Langsam dämmert es. Eigentlich müsste ich jetzt mit der Kamera raus. Rotes Sonnenaufgangslicht auf roter kubanischer Erde. Aber ich kann (und will) mich nicht an einen erfolgversprechenden Standort erinnern, für den es sich lohnen würde, genau jetzt aus dem Schlafsack raus zu krabbeln.

Gegen halb sieben stehe ich auf, wasche mich und wecke Leo. Ruén, der erste Landarbeiter, leistet mir beim Packen Gesellschaft. Passiert ja nicht so häufig, dass Extranjeros, Fremde mit einer fremden Sprache, zu Besuch sind.

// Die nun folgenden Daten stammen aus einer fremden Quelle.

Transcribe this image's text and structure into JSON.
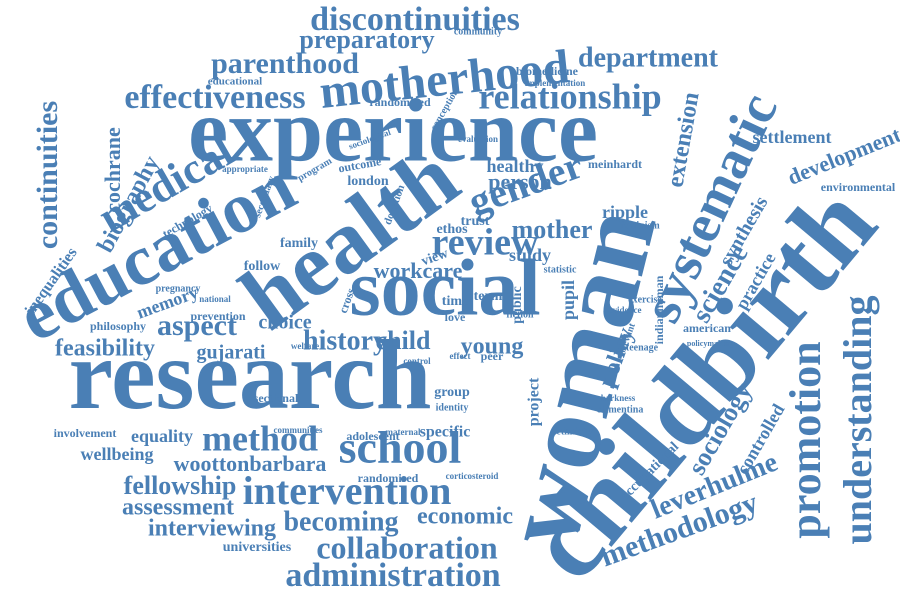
{
  "words": [
    "discontinuities",
    "preparatory",
    "community",
    "parenthood",
    "motherhood",
    "department",
    "biomedicine",
    "implementation",
    "educational",
    "effectiveness",
    "relationship",
    "randomized",
    "experience",
    "continuities",
    "cochrane",
    "biography",
    "medical",
    "education",
    "health",
    "social",
    "research",
    "childbirth",
    "woman",
    "systematic",
    "extension",
    "settlement",
    "development",
    "environmental",
    "synthesis",
    "science",
    "practice",
    "promotion",
    "understanding",
    "sociology",
    "controlled",
    "leverhulme",
    "methodology",
    "occupational",
    "policy",
    "gender",
    "person",
    "healthy",
    "meinhardt",
    "london",
    "review",
    "mother",
    "ripple",
    "feminism",
    "workcare",
    "history",
    "child",
    "young",
    "study",
    "pupil",
    "aspect",
    "feasibility",
    "gujarati",
    "choice",
    "philosophy",
    "memory",
    "prevention",
    "family",
    "follow",
    "technology",
    "inequalities",
    "method",
    "school",
    "equality",
    "involvement",
    "wellbeing",
    "woottonbarbara",
    "fellowship",
    "assessment",
    "interviewing",
    "universities",
    "intervention",
    "becoming",
    "economic",
    "collaboration",
    "administration",
    "randomised",
    "specific",
    "adolescent",
    "sectional",
    "group",
    "identity",
    "ethnicity",
    "clementina",
    "harkness",
    "american",
    "exercise",
    "evidence",
    "teenage",
    "project",
    "public",
    "fiction",
    "love",
    "time",
    "term",
    "trust",
    "ethos",
    "view",
    "cross",
    "outcome",
    "donation",
    "program",
    "sociological",
    "evaluation",
    "conception",
    "appropriate",
    "secondary",
    "national",
    "welfare",
    "pregnancy",
    "corticosteroid",
    "communities",
    "statistic",
    "maternal",
    "control",
    "effect",
    "peer",
    "policymaking",
    "indianhuman",
    "relevant"
  ]
}
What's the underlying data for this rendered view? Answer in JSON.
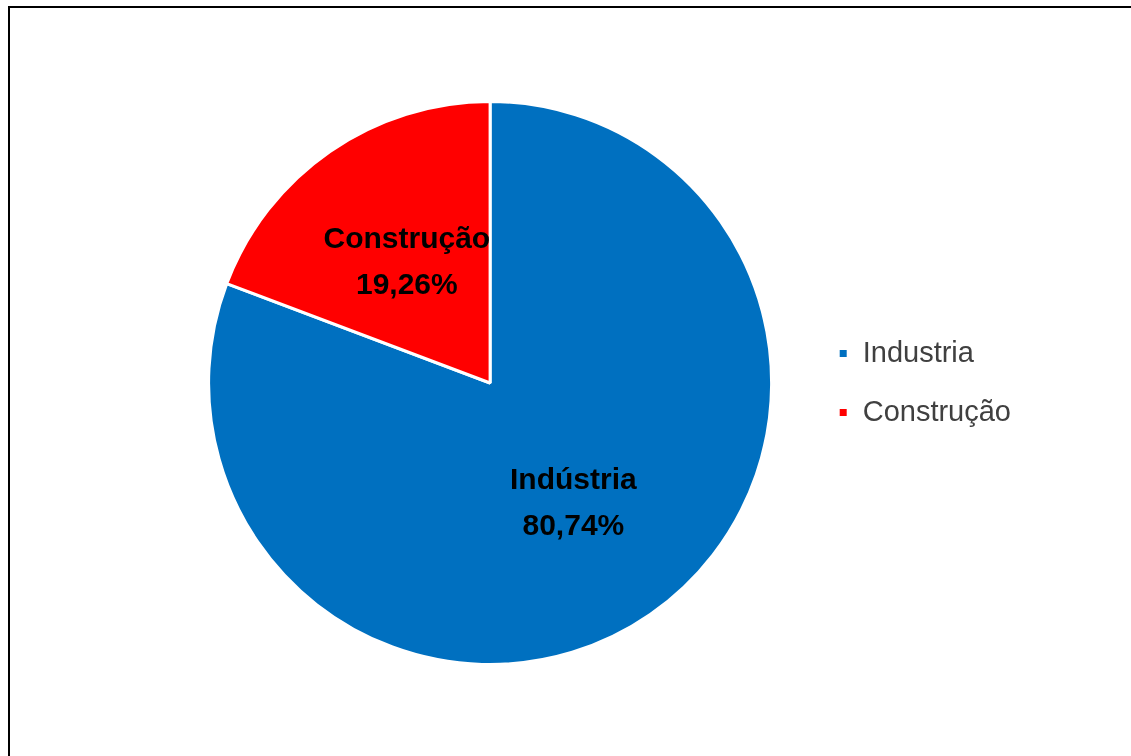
{
  "chart_data": {
    "type": "pie",
    "categories": [
      "Industria",
      "Construção"
    ],
    "values": [
      80.74,
      19.26
    ],
    "colors": [
      "#0070c0",
      "#ff0000"
    ],
    "value_labels": [
      "Indústria\n80,74%",
      "Construção\n19,26%"
    ],
    "legend": "right"
  }
}
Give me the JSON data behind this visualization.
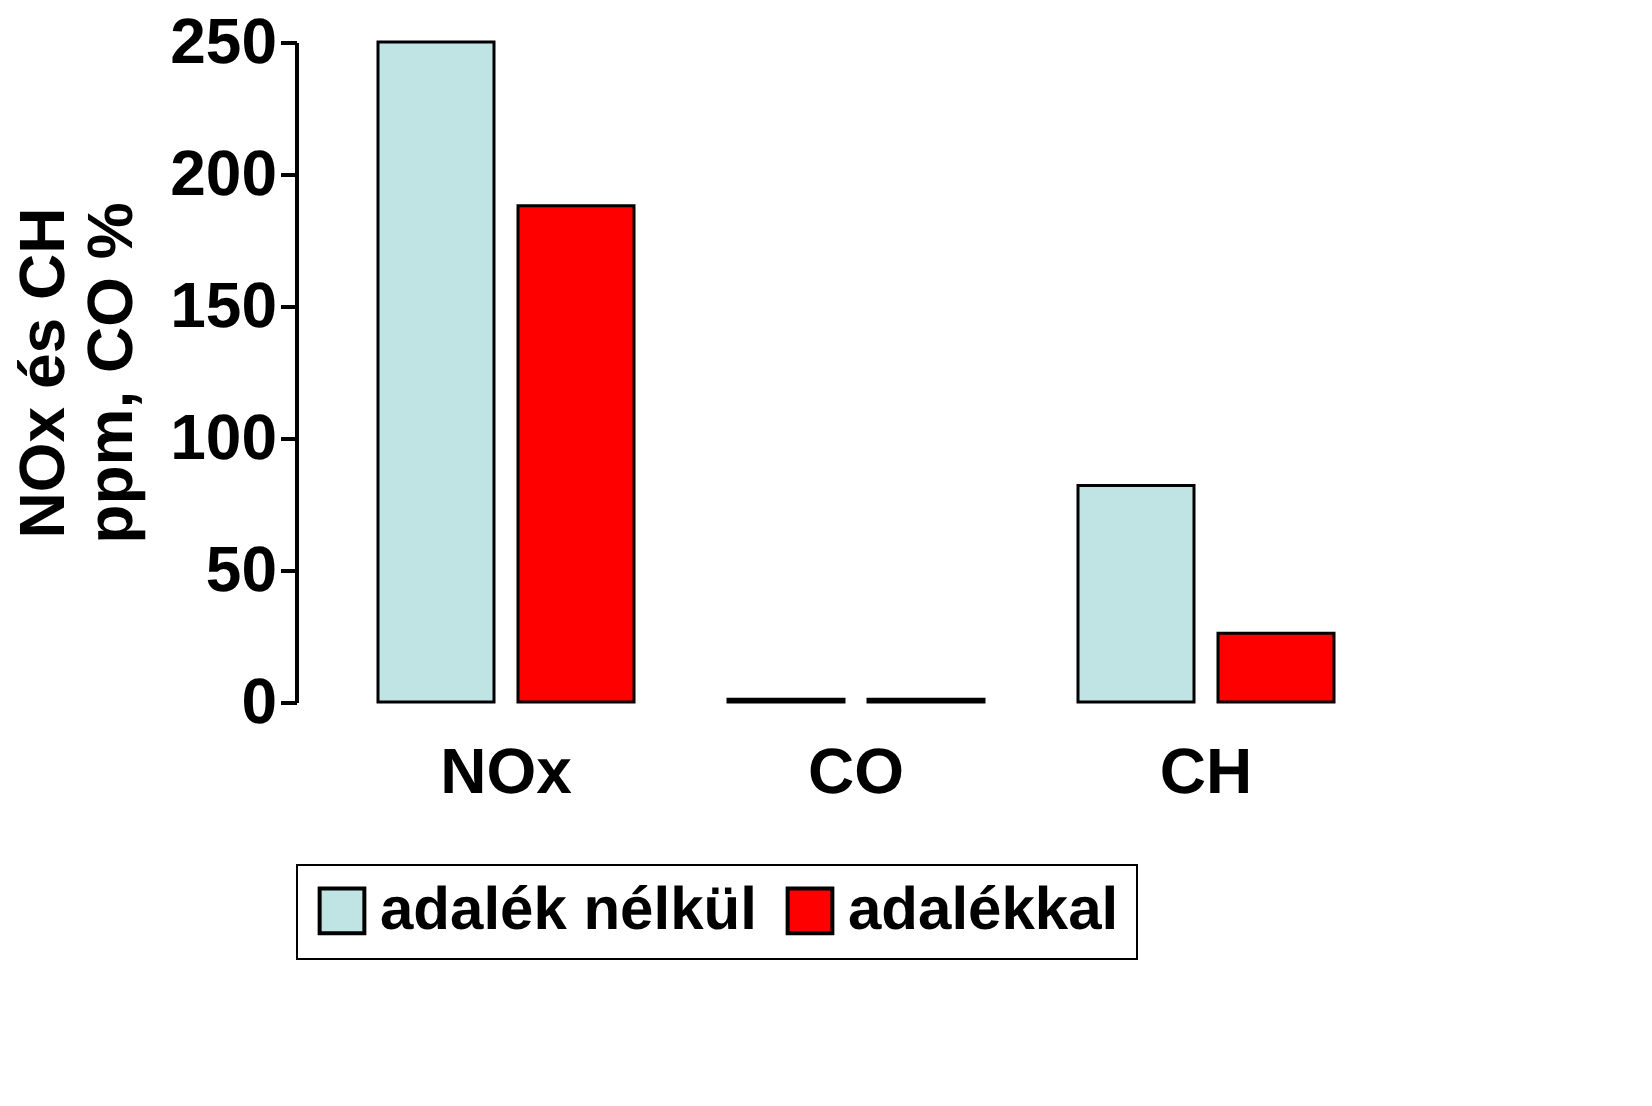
{
  "chart_data": {
    "type": "bar",
    "ylabel": "NOx és CH\nppm, CO  %",
    "categories": [
      "NOx",
      "CO",
      "CH"
    ],
    "series": [
      {
        "name": "adalék nélkül",
        "color": "#c0e4e4",
        "values": [
          250,
          1,
          82
        ]
      },
      {
        "name": "adalékkal",
        "color": "#ff0000",
        "values": [
          188,
          1,
          26
        ]
      }
    ],
    "ylim": [
      0,
      250
    ],
    "yticks": [
      0,
      50,
      100,
      150,
      200,
      250
    ],
    "grid": false,
    "legend": "bottom"
  }
}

Der Dialekt der Campesinos ist für uns nur sehr schwer zu verstehen. Und die Leute können offensichtlich auch kein hochspanisch – wahrscheinlich ähnlich wie bei uns im sächsischen Steinigtwolmsdorf, bayerischen Obermeiselstein oder friesischen Westeraccumersiel, wo die Leute sogar noch kokettieren: Wir können alles – außer hochdeutsch.

Aber wir verstehen uns dennoch – irgendwie.

Die Sonne ist schnell unterwegs – um sieben ist es hell und wir sind abfahrbereit. So früh waren wir bisher noch nie dran.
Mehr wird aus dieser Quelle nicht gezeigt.